Breathing can go wrong in the blink of an eye.
Do not misunderstand the stakes.
You are playing against The Jersey Devil.
And when The Devil’s stack is deep,
he’s gonna look you up.
Know The Jersey Devil’s tells.
The Jersey Devil has wings and ain’t afraid to flap ‘em.
The Jersey Devil may be a kangaroo…with wings.
It may be a kangaroo…with wings…and hooves.
That is telling you something indeed.
The Jersey Devil speaks a body language
no Rosetta Stone can help decipher.
How is your poker face?
The Jersey Devil isn’t human
so rarely uses props.
This is to your advantage.
You can bare your teeth
and really raise The Jersey Devil’s ire.
Bet before the flop, goddammit, but not too much
‘cause then you’re just looking for death.
It takes guts to carry out a blue bluff.
You know this.
Good human guts, pink and wet.
You know this.
But so does The Jersey Devil.
Tell a grand story with your bet and tell a bold story with your bluff and bluff your bet with your grand story and bet your bold story on your bluff.

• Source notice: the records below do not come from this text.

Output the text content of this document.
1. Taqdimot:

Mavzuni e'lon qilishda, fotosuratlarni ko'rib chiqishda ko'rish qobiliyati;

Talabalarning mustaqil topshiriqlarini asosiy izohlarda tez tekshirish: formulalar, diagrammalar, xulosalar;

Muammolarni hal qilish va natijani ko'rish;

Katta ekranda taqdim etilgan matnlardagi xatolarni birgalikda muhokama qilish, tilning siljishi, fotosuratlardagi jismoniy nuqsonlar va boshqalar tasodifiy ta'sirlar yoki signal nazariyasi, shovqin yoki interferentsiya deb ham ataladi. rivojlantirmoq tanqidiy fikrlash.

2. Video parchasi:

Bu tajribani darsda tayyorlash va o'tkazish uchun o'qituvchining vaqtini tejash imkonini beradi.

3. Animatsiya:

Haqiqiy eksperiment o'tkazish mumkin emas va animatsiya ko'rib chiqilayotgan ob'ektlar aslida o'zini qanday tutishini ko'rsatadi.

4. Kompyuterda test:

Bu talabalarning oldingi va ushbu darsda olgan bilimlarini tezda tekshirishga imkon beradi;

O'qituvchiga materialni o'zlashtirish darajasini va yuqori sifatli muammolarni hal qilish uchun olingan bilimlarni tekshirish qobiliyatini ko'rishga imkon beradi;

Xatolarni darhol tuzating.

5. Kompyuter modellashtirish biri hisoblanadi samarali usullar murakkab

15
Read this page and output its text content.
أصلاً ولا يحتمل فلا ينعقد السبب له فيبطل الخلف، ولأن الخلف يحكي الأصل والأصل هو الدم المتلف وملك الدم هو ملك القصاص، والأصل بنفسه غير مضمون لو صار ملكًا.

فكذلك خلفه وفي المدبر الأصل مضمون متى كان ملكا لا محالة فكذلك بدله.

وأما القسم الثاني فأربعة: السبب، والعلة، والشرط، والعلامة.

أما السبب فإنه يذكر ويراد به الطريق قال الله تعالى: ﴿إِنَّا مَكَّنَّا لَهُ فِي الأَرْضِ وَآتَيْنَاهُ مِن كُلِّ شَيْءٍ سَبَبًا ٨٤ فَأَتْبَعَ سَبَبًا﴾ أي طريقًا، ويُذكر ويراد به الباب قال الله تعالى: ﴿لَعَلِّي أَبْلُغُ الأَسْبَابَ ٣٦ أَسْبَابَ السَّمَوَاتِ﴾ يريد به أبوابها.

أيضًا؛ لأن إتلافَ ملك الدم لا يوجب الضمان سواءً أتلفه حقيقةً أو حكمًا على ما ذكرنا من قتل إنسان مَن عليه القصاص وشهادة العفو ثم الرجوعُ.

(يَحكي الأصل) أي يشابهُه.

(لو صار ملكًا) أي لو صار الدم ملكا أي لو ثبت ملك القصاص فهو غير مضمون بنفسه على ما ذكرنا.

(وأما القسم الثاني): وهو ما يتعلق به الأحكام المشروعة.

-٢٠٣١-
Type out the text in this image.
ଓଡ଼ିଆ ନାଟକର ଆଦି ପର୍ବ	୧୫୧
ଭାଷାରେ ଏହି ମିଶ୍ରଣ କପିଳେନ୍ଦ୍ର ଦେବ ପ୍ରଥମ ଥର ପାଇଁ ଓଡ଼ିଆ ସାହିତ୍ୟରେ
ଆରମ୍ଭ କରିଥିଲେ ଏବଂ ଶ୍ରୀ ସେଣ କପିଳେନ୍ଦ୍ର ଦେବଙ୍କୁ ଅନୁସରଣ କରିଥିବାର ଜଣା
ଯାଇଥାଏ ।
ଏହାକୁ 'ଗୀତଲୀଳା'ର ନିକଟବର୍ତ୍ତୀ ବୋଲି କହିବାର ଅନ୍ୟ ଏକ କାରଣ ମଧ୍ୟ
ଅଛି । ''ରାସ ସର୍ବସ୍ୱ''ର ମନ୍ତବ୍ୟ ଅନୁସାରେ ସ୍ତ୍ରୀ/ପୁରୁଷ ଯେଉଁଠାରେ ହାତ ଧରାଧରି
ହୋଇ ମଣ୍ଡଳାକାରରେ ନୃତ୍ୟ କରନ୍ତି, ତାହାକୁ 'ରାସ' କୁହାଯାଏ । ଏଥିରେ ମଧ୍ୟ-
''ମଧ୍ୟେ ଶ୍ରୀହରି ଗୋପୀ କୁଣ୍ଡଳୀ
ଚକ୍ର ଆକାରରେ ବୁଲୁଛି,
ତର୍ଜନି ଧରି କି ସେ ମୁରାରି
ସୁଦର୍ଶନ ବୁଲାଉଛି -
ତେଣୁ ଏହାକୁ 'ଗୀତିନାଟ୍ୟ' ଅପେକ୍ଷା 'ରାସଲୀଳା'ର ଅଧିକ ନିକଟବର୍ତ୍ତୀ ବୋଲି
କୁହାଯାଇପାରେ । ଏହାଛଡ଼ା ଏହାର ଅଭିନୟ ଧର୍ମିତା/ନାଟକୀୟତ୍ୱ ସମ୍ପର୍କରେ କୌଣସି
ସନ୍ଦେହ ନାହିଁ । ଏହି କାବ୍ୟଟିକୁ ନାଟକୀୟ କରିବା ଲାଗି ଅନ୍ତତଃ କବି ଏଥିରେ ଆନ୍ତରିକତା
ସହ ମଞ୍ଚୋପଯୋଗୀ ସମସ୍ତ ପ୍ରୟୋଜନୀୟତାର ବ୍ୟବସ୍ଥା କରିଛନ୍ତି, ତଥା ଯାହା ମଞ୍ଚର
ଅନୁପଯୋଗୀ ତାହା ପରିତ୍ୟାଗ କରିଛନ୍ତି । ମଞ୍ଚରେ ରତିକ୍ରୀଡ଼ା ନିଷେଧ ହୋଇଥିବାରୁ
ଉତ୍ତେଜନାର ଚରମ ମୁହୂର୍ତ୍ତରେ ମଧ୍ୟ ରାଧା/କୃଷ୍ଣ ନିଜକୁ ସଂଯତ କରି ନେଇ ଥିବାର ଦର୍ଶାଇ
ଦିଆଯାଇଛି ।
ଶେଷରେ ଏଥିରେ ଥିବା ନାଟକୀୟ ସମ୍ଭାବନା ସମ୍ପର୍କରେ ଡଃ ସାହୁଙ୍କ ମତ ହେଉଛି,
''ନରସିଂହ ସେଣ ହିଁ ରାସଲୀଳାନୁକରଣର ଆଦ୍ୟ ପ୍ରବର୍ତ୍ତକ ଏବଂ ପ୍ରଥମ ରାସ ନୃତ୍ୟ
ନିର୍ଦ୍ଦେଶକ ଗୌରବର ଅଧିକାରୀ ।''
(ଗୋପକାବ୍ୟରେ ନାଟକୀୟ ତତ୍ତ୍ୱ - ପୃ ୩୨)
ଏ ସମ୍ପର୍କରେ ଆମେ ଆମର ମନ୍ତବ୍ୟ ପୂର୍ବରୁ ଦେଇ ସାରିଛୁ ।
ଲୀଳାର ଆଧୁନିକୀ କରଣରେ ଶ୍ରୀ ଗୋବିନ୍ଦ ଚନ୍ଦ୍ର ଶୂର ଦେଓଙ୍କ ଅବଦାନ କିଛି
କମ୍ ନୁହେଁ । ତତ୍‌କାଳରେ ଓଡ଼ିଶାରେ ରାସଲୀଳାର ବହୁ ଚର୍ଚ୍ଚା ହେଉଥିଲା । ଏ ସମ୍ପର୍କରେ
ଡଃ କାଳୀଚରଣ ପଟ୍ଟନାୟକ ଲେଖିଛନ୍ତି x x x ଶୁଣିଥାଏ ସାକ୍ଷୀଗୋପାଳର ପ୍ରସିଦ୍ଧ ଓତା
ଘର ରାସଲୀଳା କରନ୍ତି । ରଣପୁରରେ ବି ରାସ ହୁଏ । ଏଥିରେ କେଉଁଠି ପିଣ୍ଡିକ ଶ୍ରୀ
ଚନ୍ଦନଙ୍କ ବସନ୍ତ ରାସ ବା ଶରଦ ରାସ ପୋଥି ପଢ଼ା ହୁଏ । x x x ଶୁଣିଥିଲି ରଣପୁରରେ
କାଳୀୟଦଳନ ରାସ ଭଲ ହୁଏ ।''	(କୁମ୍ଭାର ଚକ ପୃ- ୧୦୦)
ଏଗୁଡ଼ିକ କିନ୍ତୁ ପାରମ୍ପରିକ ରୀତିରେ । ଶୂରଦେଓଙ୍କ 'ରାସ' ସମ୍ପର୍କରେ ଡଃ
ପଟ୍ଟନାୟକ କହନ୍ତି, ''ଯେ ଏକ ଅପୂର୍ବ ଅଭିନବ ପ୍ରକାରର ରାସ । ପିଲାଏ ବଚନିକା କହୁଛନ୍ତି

Watch that cold river turn.
Keep one eye on the treetops.
Watch The Devil fly. Or leap and flutter. Don’t hit on the turn. Know when to hold ‘em. Don’t flip on the flop. Know when to fold ‘em. Know when to calculate the odds of winning a particular hand and use this information to inform your play and know when to run away when you take all The Jersey Devil’s money when you’re sitting at the table and his winged, hooved kangaroo ass bites your fucking head off and slurps out your brain and laughs flips and flaps his sated behind back and back to the pine trees, to the quiet dank of home sweet home.